Twenty years ago I walked out the front door of my dealership, my PC under my arm, and checked into a hotel across the street. I sold the family dealership, the E. H. Thompson Co., on April 1st, 1990. I was thankful to fellow Floridians Walter and Jeff Simon (General Hotel Corp and Louis Wohl) for their ambitions as the new owners and their support for the brand, the employees, and the Jacksonville customers.
The hotel room became my office: four walls, a chair, a table, a phone, a fax machine, my PC and a box of floppies. On the table was a worn and tattered dBase book. I had no job and no business plan, I just had an idea. I wanted the computer to find a refrigerator model number and to know its price, how much it weighed, and how to configure its accessories. I wanted to be able to quote jobs without hand writing specs or clipping printed specs into ‘paper dolls’. I wanted to ‘educate’ the computer with a program. I wanted to build a database. On the wall I had taped Ken Gill’s article from FEDA magazine titled ‘The Information Age’.
Computers have changed the FES workplace in many ways in the past 20 years. And my expectations about IT improvements over the years have not changed since 1990. We are only at the end of the beginning. Much of our jobs will get better, be more challenging and more efficient. Not enough information is online. Channel communication is too slow and too expensive. Foodservice design requires too much typing and drawing. Reps spend too much time collectin spec credits. Dealers can’t push quotes from AutoQuotes to their accounting systems. Manufacturers can’t get Dealer PO’s into their MRP systems. Maintaining inventory data and web catalogs costs too much and takes too much time.
Jump forward another 20 years? The FES workplace will change more by 2030 than it has since 1990. I am excited now about several immediate trends. In April, Autodesk ships AutoCAD 2011 and Revit 2011. AutoCAD supports ‘dynamic symbols’ that change geometry and content easily and efficiently. Revit 2011 elevates architectural design to a level of virtual reality. Revit designers don’t just draw lines, they move virtual bricks and mortar and dirt and drywall. Building Information Modeling (‘BIM’), the the data-centric addition to the Revit environment, integrates the symbol geometry with the engineering and the composition. A Revit building has a knowledge of itself, and can be queried for mechanical, electrical, and plumbing loads, take-offs and quantities.
We are currently working with the AutoDesk, major Revit consultants, and senior foodservice equipment designers to define a foodservice equipment data standard for Revit families. We plan to complete and publish this standard by June 2010, and to incorporate the standard in the AutoQuotes database.

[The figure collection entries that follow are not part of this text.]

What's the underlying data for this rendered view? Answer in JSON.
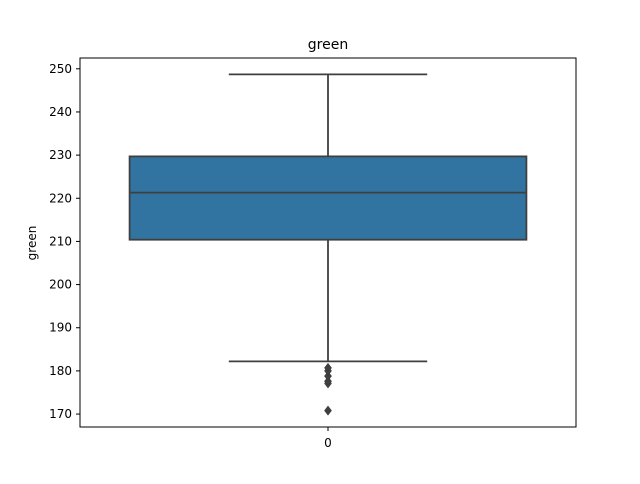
{
  "chart_data": {
    "type": "box",
    "title": "green",
    "xlabel": "",
    "ylabel": "green",
    "categories": [
      "0"
    ],
    "yticks": [
      "170",
      "180",
      "190",
      "200",
      "210",
      "220",
      "230",
      "240",
      "250"
    ],
    "ylim": [
      167.0,
      252.5
    ],
    "boxes": [
      {
        "category": "0",
        "whisker_low": 182.2,
        "q1": 210.4,
        "median": 221.3,
        "q3": 229.7,
        "whisker_high": 248.7,
        "outliers": [
          180.7,
          180.0,
          178.8,
          177.6,
          177.1,
          170.8
        ]
      }
    ],
    "box_color": "#3274a1",
    "line_color": "#3f3f3f",
    "grid": false
  }
}
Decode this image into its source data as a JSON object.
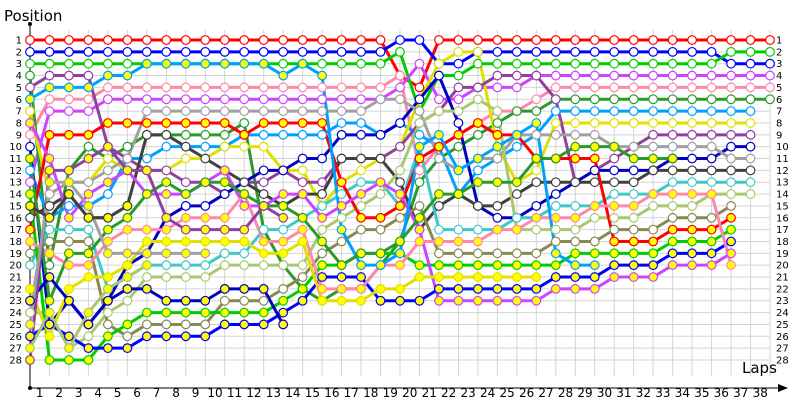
{
  "chart_data": {
    "type": "line",
    "ylabel": "Position",
    "xlabel": "Laps",
    "x_ticks": [
      1,
      2,
      3,
      4,
      5,
      6,
      7,
      8,
      9,
      10,
      11,
      12,
      13,
      14,
      15,
      16,
      17,
      18,
      19,
      20,
      21,
      22,
      23,
      24,
      25,
      26,
      27,
      28,
      29,
      30,
      31,
      32,
      33,
      34,
      35,
      36,
      37,
      38
    ],
    "y_ticks": [
      1,
      2,
      3,
      4,
      5,
      6,
      7,
      8,
      9,
      10,
      11,
      12,
      13,
      14,
      15,
      16,
      17,
      18,
      19,
      20,
      21,
      22,
      23,
      24,
      25,
      26,
      27,
      28
    ],
    "xlim": [
      0,
      38
    ],
    "ylim": [
      1,
      28
    ],
    "y_inverted": true,
    "grid": true,
    "series": [
      {
        "color": "#ff0000",
        "marker_fill": "#ffffff",
        "values": [
          1,
          1,
          1,
          1,
          1,
          1,
          1,
          1,
          1,
          1,
          1,
          1,
          1,
          1,
          1,
          1,
          1,
          1,
          1,
          4,
          5,
          1,
          1,
          1,
          1,
          1,
          1,
          1,
          1,
          1,
          1,
          1,
          1,
          1,
          1,
          1,
          1,
          1,
          1
        ]
      },
      {
        "color": "#0000ff",
        "marker_fill": "#ffffff",
        "values": [
          2,
          2,
          2,
          2,
          2,
          2,
          2,
          2,
          2,
          2,
          2,
          2,
          2,
          2,
          2,
          2,
          2,
          2,
          2,
          1,
          1,
          3,
          3,
          2,
          2,
          2,
          2,
          2,
          2,
          2,
          2,
          2,
          2,
          2,
          2,
          2,
          3,
          3,
          3
        ]
      },
      {
        "color": "#00cc00",
        "marker_fill": "#ffffff",
        "values": [
          3,
          3,
          3,
          3,
          3,
          3,
          3,
          3,
          3,
          3,
          3,
          3,
          3,
          3,
          3,
          3,
          3,
          3,
          3,
          2,
          7,
          4,
          4,
          3,
          3,
          3,
          3,
          3,
          3,
          3,
          3,
          3,
          3,
          3,
          3,
          3,
          2,
          2,
          2
        ]
      },
      {
        "color": "#cc44ff",
        "marker_fill": "#ffffff",
        "values": [
          13,
          7,
          7,
          7,
          6,
          6,
          6,
          6,
          6,
          6,
          6,
          6,
          6,
          6,
          6,
          6,
          6,
          6,
          6,
          5,
          3,
          6,
          6,
          5,
          5,
          5,
          4,
          4,
          4,
          4,
          4,
          4,
          4,
          4,
          4,
          4,
          4,
          4,
          4
        ]
      },
      {
        "color": "#ff88aa",
        "marker_fill": "#ffffff",
        "values": [
          9,
          6,
          6,
          6,
          5,
          5,
          5,
          5,
          5,
          5,
          5,
          5,
          5,
          5,
          5,
          5,
          5,
          5,
          5,
          4,
          12,
          10,
          9,
          8,
          7,
          7,
          6,
          5,
          5,
          5,
          5,
          5,
          5,
          5,
          5,
          5,
          5,
          5,
          5
        ]
      },
      {
        "color": "#2a9a2a",
        "marker_fill": "#ffffff",
        "values": [
          4,
          20,
          12,
          10,
          11,
          10,
          9,
          9,
          9,
          9,
          9,
          8,
          17,
          20,
          22,
          23,
          22,
          22,
          20,
          18,
          13,
          11,
          10,
          9,
          8,
          7,
          7,
          6,
          6,
          6,
          6,
          6,
          6,
          6,
          6,
          6,
          6,
          6,
          6
        ]
      },
      {
        "color": "#00a0ff",
        "marker_fill": "#ffffff",
        "values": [
          12,
          16,
          15,
          15,
          14,
          11,
          11,
          10,
          10,
          10,
          10,
          9,
          9,
          9,
          9,
          9,
          8,
          8,
          9,
          8,
          9,
          10,
          14,
          12,
          11,
          10,
          9,
          7,
          7,
          7,
          7,
          7,
          7,
          7,
          7,
          7,
          7,
          7
        ]
      },
      {
        "color": "#e0e000",
        "marker_fill": "#ffffff",
        "values": [
          7,
          14,
          13,
          13,
          11,
          12,
          12,
          12,
          11,
          11,
          10,
          10,
          10,
          12,
          12,
          15,
          13,
          12,
          11,
          10,
          6,
          3,
          2,
          2,
          10,
          13,
          12,
          8,
          8,
          8,
          8,
          8,
          8,
          8,
          8,
          8,
          8,
          8
        ]
      },
      {
        "color": "#9040a0",
        "marker_fill": "#ffffff",
        "values": [
          5,
          4,
          4,
          4,
          10,
          11,
          12,
          12,
          13,
          13,
          14,
          13,
          13,
          12,
          13,
          13,
          11,
          11,
          11,
          10,
          8,
          7,
          5,
          5,
          4,
          4,
          4,
          6,
          13,
          12,
          11,
          10,
          9,
          9,
          9,
          9,
          9,
          9
        ]
      },
      {
        "color": "#0000c0",
        "marker_fill": "#ffffff",
        "values": [
          10,
          25,
          23,
          25,
          23,
          20,
          19,
          16,
          15,
          15,
          14,
          13,
          12,
          12,
          11,
          11,
          9,
          9,
          9,
          8,
          6,
          4,
          8,
          15,
          16,
          16,
          15,
          14,
          13,
          12,
          12,
          12,
          12,
          11,
          11,
          11,
          10,
          10
        ]
      },
      {
        "color": "#a0a0a0",
        "marker_fill": "#ffffff",
        "values": [
          24,
          14,
          13,
          13,
          12,
          11,
          7,
          7,
          7,
          7,
          7,
          7,
          7,
          7,
          7,
          7,
          7,
          7,
          6,
          6,
          7,
          11,
          12,
          11,
          11,
          9,
          9,
          9,
          9,
          9,
          10,
          10,
          10,
          10,
          10,
          10,
          11,
          11
        ]
      },
      {
        "color": "#404040",
        "marker_fill": "#ffffff",
        "values": [
          16,
          15,
          14,
          16,
          16,
          15,
          9,
          9,
          10,
          11,
          12,
          13,
          14,
          15,
          14,
          14,
          11,
          11,
          11,
          13,
          17,
          15,
          14,
          15,
          15,
          14,
          13,
          13,
          13,
          13,
          13,
          13,
          12,
          12,
          12,
          12,
          12,
          12
        ]
      },
      {
        "color": "#40c8c8",
        "marker_fill": "#ffffff",
        "values": [
          20,
          17,
          17,
          17,
          22,
          21,
          20,
          20,
          20,
          20,
          19,
          19,
          17,
          17,
          16,
          15,
          14,
          13,
          13,
          15,
          10,
          17,
          17,
          17,
          17,
          16,
          16,
          15,
          15,
          15,
          14,
          14,
          14,
          13,
          13,
          13,
          13,
          13
        ]
      },
      {
        "color": "#a8c870",
        "marker_fill": "#ffffff",
        "values": [
          24,
          24,
          27,
          26,
          24,
          23,
          21,
          21,
          21,
          21,
          20,
          20,
          20,
          20,
          20,
          17,
          16,
          15,
          14,
          12,
          8,
          7,
          7,
          6,
          7,
          17,
          17,
          17,
          17,
          16,
          16,
          16,
          15,
          15,
          15,
          14,
          14,
          14
        ]
      },
      {
        "color": "#888850",
        "marker_fill": "#ffffff",
        "values": [
          19,
          18,
          18,
          18,
          25,
          26,
          25,
          25,
          25,
          25,
          23,
          23,
          23,
          22,
          21,
          19,
          18,
          17,
          17,
          16,
          15,
          19,
          19,
          19,
          19,
          19,
          19,
          18,
          18,
          18,
          17,
          17,
          17,
          16,
          16,
          16,
          15
        ]
      },
      {
        "color": "#ff0000",
        "marker_fill": "#ffff00",
        "values": [
          17,
          9,
          9,
          9,
          8,
          8,
          8,
          8,
          8,
          8,
          8,
          9,
          8,
          8,
          8,
          8,
          13,
          16,
          16,
          15,
          11,
          10,
          9,
          8,
          9,
          9,
          11,
          11,
          11,
          11,
          18,
          18,
          18,
          17,
          17,
          17,
          16
        ]
      },
      {
        "color": "#00cc00",
        "marker_fill": "#ffff00",
        "values": [
          14,
          28,
          28,
          28,
          26,
          25,
          24,
          24,
          24,
          24,
          24,
          24,
          24,
          23,
          22,
          20,
          20,
          19,
          19,
          19,
          20,
          20,
          20,
          20,
          20,
          20,
          20,
          20,
          19,
          19,
          19,
          19,
          19,
          18,
          18,
          18,
          17
        ]
      },
      {
        "color": "#0000ff",
        "marker_fill": "#ffff00",
        "values": [
          26,
          25,
          26,
          27,
          27,
          27,
          26,
          26,
          26,
          26,
          25,
          25,
          25,
          24,
          23,
          21,
          21,
          21,
          23,
          23,
          23,
          22,
          22,
          22,
          22,
          22,
          22,
          21,
          21,
          21,
          20,
          20,
          20,
          19,
          19,
          19,
          18
        ]
      },
      {
        "color": "#cc44ff",
        "marker_fill": "#ffff00",
        "values": [
          8,
          11,
          16,
          14,
          13,
          12,
          14,
          14,
          14,
          13,
          12,
          15,
          15,
          14,
          14,
          16,
          15,
          14,
          13,
          14,
          17,
          23,
          23,
          23,
          23,
          23,
          23,
          22,
          22,
          22,
          21,
          21,
          21,
          20,
          20,
          20,
          19
        ]
      },
      {
        "color": "#ff88aa",
        "marker_fill": "#ffff00",
        "values": [
          18,
          19,
          20,
          20,
          18,
          17,
          17,
          17,
          16,
          16,
          16,
          14,
          18,
          18,
          17,
          22,
          22,
          22,
          20,
          20,
          18,
          18,
          18,
          18,
          17,
          17,
          16,
          16,
          16,
          15,
          15,
          15,
          14,
          14,
          14,
          14,
          20
        ]
      },
      {
        "color": "#00a0ff",
        "marker_fill": "#ffff00",
        "values": [
          6,
          5,
          5,
          5,
          4,
          4,
          3,
          3,
          3,
          3,
          3,
          3,
          3,
          4,
          3,
          4,
          17,
          20,
          20,
          19,
          10,
          9,
          12,
          11,
          10,
          9,
          8,
          19,
          20,
          20
        ]
      },
      {
        "color": "#e0e000",
        "marker_fill": "#ffff00",
        "values": [
          22,
          26,
          22,
          21,
          21,
          20,
          18,
          18,
          18,
          18,
          18,
          18,
          19,
          19,
          18,
          23,
          23,
          23,
          22,
          22,
          21,
          21,
          21,
          21,
          21,
          21,
          21
        ]
      },
      {
        "color": "#2a9a2a",
        "marker_fill": "#ffff00",
        "values": [
          11,
          23,
          19,
          19,
          17,
          16,
          14,
          13,
          14,
          13,
          13,
          14,
          15,
          15,
          16,
          18,
          20,
          19,
          19,
          18,
          16,
          14,
          14,
          13,
          13,
          13,
          11,
          11,
          10,
          10,
          10,
          11,
          11,
          11
        ]
      },
      {
        "color": "#0000c0",
        "marker_fill": "#ffff00",
        "values": [
          23,
          21,
          23,
          25,
          23,
          22,
          22,
          23,
          23,
          23,
          22,
          22,
          22,
          25
        ]
      },
      {
        "color": "#9040a0",
        "marker_fill": "#ffff00",
        "values": [
          28,
          12,
          12,
          11,
          10,
          12,
          12,
          16,
          17,
          17,
          17,
          17,
          15,
          16
        ]
      },
      {
        "color": "#a0a0a0",
        "marker_fill": "#ffff00",
        "values": [
          25,
          13,
          13,
          15,
          19,
          19,
          19,
          19,
          19,
          19
        ]
      },
      {
        "color": "#a8c870",
        "marker_fill": "#ffff00",
        "values": [
          27,
          24,
          27,
          24,
          22,
          21,
          20
        ]
      },
      {
        "color": "#404040",
        "marker_fill": "#ffff00",
        "values": [
          15,
          16,
          14,
          16,
          16,
          15
        ]
      }
    ]
  }
}
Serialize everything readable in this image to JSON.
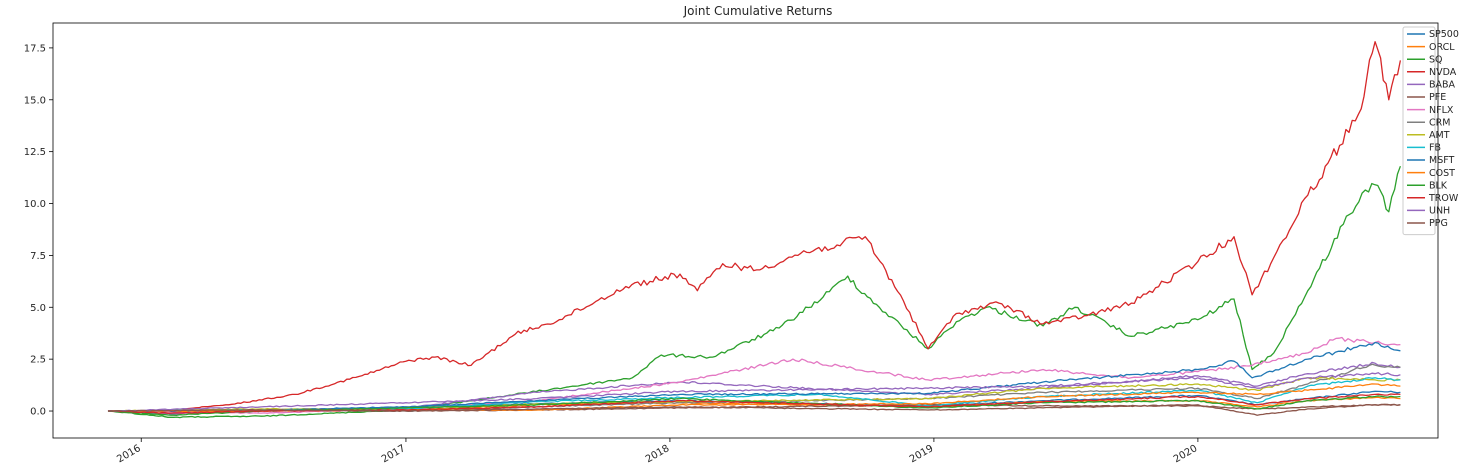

Microsoft releases a new Silverlight toolset next month which will be a major boost to the AQ360 experience. By June we will have a major new version of 360, with better printing, a more Windows-friendly presence, an ‘out of browser’ option, easier communications with your local disk, and smoother scrolling.
It’s self-indulgent and mostly uncool to write about yourself. But after 20 years of newsletters it may be excusable or at least acceptably inside the bounds of propriety to do it once. Happy Birthday to us on April 1st. AutoQuotes is 20.